Last edited by Shmerl on 15 June 2023 at 5:12 am UTC
Quoting: ripper81358It is also one of the games that makes heavy use of raytracing once it is enabled. You are lucky if you can get the game running at good quality and performance without raytracing.
I must be very lucky indeed... I can play it at ~60FPS, more settings in high that in medium, and at 1440p since launch day... :O
Quoting: ArehandoroI have an RX 5700 (Not sure if XT), that means it does not have Ray Tracing cores, right? Would I lose a lot of performance if I were to enable it on a game? I mainly want to play Cyberpunk with it.

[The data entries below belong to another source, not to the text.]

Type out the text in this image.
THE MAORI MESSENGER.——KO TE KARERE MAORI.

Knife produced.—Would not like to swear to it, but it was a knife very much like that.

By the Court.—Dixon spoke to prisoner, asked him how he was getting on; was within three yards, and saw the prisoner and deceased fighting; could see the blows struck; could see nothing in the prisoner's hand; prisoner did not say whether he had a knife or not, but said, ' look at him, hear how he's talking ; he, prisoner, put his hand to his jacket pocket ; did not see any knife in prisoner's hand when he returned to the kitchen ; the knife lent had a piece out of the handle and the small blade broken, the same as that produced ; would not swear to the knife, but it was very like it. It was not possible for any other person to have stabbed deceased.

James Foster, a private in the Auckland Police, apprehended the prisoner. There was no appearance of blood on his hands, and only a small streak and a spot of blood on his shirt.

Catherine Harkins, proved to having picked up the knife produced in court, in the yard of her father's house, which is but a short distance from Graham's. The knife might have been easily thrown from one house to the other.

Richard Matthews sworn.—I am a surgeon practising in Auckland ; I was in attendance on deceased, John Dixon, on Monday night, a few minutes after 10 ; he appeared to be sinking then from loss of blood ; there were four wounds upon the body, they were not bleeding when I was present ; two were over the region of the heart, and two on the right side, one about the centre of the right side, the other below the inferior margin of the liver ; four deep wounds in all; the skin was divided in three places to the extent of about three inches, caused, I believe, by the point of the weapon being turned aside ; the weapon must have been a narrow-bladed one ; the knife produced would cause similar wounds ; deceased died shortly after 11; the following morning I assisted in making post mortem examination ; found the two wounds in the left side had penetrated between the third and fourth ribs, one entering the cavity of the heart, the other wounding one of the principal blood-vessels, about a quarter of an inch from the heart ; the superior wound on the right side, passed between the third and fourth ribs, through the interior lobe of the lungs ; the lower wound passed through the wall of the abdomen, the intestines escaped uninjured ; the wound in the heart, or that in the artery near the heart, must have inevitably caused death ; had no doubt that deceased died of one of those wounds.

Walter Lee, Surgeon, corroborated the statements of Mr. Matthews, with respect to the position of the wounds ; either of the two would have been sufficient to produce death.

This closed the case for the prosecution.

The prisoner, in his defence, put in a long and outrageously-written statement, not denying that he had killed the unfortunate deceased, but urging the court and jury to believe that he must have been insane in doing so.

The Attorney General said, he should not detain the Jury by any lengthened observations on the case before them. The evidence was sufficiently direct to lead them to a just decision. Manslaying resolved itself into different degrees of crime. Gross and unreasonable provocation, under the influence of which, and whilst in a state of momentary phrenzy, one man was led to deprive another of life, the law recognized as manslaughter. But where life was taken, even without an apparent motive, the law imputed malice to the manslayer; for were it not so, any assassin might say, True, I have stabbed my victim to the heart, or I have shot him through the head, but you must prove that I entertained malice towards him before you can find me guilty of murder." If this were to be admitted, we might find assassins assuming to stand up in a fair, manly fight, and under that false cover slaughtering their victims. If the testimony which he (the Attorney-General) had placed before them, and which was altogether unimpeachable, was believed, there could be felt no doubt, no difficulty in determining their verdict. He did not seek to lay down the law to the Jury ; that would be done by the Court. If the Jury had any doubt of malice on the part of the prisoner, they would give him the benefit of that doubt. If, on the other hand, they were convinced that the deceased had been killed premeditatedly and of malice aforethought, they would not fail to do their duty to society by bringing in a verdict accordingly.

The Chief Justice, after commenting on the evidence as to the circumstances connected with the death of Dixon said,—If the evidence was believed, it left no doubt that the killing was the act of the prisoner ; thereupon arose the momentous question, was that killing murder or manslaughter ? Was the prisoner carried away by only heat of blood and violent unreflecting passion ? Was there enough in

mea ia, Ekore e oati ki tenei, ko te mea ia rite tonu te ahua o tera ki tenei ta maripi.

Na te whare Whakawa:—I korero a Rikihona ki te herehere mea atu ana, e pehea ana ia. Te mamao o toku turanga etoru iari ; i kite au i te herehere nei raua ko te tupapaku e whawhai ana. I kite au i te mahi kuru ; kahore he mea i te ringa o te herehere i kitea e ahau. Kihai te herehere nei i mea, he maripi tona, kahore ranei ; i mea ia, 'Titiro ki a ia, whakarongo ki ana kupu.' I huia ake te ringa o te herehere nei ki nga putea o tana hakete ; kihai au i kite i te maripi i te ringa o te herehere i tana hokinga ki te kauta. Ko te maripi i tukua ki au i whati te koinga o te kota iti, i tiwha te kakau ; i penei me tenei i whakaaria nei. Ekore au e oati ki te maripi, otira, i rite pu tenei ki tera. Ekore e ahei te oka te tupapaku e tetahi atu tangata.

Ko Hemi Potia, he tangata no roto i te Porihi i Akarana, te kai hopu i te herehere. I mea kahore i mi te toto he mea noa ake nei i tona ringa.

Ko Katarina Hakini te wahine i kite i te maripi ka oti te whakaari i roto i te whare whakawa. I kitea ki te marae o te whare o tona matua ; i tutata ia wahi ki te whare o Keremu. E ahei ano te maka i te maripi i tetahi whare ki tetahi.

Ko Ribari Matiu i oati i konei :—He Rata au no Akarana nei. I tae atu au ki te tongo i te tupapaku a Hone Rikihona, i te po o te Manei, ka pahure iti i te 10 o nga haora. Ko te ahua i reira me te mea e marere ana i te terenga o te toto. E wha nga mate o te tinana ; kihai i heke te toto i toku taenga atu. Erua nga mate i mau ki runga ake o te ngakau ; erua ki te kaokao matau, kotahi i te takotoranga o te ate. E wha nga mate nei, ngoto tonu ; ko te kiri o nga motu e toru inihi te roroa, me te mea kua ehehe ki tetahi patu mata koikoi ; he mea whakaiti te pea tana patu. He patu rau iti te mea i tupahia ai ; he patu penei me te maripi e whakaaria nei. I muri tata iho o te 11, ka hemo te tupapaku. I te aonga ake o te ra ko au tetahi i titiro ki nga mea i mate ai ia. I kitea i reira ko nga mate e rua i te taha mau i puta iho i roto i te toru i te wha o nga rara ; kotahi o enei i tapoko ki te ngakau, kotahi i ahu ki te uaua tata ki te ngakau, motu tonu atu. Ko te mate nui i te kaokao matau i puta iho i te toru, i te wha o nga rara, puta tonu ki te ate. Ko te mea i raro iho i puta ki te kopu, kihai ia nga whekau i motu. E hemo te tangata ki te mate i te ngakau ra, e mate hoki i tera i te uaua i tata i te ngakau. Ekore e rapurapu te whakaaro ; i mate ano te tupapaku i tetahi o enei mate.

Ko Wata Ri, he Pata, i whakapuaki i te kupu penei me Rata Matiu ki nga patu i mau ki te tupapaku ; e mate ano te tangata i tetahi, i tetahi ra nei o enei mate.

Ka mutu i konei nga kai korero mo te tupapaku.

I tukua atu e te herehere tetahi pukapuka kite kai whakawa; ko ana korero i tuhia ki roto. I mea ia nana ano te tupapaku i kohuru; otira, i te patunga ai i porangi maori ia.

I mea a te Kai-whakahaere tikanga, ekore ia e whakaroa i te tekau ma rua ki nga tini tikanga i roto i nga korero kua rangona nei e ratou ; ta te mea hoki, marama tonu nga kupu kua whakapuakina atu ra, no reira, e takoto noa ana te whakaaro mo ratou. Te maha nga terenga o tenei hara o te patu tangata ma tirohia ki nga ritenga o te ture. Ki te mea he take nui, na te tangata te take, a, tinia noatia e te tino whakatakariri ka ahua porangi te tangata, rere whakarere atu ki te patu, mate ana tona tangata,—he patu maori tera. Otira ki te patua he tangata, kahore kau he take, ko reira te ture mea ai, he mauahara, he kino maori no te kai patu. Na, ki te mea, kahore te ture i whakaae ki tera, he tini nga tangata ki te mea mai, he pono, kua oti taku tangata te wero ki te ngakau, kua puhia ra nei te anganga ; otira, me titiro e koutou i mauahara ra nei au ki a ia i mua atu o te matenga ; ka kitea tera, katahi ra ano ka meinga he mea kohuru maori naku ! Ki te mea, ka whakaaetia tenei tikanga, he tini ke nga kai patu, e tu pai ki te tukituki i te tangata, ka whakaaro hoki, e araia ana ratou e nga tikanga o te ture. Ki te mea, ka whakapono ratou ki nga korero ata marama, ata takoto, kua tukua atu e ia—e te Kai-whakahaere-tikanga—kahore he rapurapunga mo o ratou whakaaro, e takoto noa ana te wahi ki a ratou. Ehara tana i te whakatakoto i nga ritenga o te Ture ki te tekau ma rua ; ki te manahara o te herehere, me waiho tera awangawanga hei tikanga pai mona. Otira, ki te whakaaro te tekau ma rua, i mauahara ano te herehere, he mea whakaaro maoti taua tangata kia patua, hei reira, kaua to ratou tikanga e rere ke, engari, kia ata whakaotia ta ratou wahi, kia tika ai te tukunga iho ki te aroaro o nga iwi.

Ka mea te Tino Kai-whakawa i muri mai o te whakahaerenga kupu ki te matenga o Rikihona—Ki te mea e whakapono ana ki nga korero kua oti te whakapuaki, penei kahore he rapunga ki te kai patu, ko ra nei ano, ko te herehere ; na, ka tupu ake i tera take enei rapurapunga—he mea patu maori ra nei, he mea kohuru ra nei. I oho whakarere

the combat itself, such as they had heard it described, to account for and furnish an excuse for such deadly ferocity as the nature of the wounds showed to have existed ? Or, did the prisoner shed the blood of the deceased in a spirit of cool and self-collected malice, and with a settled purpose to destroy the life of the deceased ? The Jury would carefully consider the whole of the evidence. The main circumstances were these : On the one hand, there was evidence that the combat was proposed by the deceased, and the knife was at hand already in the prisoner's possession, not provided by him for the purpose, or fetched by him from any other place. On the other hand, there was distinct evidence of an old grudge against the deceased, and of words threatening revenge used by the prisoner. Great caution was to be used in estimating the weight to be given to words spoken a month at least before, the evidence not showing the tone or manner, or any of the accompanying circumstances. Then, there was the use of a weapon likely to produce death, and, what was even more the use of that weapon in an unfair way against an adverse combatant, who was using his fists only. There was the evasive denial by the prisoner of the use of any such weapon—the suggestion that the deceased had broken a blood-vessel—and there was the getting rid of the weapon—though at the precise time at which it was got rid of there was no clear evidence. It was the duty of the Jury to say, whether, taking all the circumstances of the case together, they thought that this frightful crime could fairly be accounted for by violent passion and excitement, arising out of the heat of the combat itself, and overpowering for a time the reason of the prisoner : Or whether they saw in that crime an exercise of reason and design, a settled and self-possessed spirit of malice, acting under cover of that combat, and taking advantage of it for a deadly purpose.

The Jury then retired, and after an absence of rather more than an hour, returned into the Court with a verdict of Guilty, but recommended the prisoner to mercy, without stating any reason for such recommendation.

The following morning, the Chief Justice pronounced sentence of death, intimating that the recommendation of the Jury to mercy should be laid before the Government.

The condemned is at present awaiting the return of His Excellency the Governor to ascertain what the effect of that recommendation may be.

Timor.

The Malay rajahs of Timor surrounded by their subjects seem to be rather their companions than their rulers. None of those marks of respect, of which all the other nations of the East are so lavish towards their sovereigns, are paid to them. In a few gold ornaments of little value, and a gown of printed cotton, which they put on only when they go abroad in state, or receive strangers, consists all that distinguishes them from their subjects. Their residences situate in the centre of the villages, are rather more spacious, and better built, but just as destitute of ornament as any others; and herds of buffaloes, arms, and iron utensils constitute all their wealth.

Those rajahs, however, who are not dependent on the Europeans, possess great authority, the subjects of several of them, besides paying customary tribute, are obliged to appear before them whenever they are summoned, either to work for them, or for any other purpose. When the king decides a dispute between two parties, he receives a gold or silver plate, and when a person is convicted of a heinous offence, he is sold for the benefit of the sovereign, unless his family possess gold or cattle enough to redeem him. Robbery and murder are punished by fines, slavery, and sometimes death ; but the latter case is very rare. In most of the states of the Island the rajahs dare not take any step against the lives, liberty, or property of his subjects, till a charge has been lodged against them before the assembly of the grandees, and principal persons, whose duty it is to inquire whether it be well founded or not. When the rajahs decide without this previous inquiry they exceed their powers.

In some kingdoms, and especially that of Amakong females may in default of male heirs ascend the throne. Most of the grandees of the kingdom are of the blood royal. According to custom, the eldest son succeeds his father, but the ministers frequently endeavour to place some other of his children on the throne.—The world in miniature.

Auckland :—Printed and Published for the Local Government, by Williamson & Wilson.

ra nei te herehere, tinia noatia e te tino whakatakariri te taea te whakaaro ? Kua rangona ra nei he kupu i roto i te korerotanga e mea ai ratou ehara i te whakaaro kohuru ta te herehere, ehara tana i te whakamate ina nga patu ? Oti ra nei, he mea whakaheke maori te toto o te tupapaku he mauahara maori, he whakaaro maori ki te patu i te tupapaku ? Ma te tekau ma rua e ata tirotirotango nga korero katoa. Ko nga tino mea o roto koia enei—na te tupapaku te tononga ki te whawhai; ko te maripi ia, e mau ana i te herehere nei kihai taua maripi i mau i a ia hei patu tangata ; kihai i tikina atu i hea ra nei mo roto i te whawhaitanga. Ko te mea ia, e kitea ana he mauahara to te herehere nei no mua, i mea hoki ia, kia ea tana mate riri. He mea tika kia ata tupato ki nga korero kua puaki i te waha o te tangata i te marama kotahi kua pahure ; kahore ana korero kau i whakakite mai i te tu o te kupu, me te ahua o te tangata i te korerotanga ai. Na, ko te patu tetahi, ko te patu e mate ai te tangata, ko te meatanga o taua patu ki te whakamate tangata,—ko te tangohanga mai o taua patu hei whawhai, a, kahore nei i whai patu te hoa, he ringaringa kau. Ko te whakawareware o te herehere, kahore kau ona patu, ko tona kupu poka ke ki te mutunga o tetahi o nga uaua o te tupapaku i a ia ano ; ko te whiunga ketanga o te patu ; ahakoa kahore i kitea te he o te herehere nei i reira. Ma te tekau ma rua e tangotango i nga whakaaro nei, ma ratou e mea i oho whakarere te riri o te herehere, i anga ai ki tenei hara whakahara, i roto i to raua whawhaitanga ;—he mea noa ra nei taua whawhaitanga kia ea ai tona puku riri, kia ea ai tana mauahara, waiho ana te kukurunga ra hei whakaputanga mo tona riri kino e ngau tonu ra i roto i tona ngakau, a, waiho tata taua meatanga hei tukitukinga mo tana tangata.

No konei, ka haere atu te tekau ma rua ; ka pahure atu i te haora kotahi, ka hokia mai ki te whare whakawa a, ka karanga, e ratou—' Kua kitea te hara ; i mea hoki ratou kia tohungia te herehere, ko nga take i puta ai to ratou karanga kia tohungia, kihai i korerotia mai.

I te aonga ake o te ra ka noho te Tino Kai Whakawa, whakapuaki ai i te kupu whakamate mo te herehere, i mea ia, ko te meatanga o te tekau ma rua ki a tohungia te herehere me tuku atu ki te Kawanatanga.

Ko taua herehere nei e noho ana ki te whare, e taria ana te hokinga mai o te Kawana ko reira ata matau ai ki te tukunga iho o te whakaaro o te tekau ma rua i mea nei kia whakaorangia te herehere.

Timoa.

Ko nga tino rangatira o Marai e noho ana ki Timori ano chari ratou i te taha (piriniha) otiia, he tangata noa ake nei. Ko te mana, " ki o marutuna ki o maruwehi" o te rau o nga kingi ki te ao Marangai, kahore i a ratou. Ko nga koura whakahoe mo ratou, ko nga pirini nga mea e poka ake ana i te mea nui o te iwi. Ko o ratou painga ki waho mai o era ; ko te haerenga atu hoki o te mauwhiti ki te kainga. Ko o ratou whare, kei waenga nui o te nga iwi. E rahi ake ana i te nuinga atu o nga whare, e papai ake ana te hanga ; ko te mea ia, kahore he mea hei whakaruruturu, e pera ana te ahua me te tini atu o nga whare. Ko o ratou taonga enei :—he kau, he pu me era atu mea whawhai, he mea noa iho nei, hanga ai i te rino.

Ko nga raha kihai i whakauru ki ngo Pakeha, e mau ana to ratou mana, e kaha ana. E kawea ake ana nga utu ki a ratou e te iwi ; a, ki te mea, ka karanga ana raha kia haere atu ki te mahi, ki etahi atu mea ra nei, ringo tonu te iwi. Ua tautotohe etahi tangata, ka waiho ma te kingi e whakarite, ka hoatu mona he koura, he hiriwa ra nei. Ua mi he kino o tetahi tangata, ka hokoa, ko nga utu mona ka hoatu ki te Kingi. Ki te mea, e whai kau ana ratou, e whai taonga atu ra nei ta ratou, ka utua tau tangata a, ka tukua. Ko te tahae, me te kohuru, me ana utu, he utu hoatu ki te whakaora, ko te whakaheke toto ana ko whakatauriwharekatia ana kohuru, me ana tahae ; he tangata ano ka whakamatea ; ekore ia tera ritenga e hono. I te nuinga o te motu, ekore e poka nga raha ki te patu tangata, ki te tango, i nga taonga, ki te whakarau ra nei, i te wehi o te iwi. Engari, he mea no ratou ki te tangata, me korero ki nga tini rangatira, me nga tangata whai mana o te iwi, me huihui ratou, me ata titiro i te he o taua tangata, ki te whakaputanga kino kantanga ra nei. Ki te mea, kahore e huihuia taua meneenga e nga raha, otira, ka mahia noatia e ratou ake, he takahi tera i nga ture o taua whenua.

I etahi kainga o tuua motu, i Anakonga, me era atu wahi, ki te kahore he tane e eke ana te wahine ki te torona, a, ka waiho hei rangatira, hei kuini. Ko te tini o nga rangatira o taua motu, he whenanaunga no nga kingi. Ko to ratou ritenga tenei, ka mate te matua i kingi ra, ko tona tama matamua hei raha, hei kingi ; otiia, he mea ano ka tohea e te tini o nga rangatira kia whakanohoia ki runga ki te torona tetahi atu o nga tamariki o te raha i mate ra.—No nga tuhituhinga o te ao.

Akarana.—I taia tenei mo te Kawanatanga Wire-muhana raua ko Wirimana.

Actually, you can emulate ray tracing on older card. Of course, performance is bad, but you can somehow make it playable using lower resolution + FSR.
https://linuxgamingcentral.com/posts/portal-rtx-playable-on-amd/
It's like a car manufacturer claim they can make "flying" cars now that lift up to 10 CM above ground and charging a lot more for it because they got to this "technology" sooner than competition! 10 CM above ground is as much a "flying car" as amount of "RT" today in recent games. 4090 ($1600 BTW) runs 20 fps with "real" RT (Cyberoverhyped 2077 Path Tracing).
RT is absolutely not ready and needs YEARS more to be able to enter mainstream video cards. So far majority of RT games have terrible performance even outside "RT" scenes. RT so far has destroyed game optimization because devs will assume people will just turn on DLSS/FSR not knowing what even are these (they add blur to games particularly when you move around, as opposed to native rendering) so they would not optimize as much as before.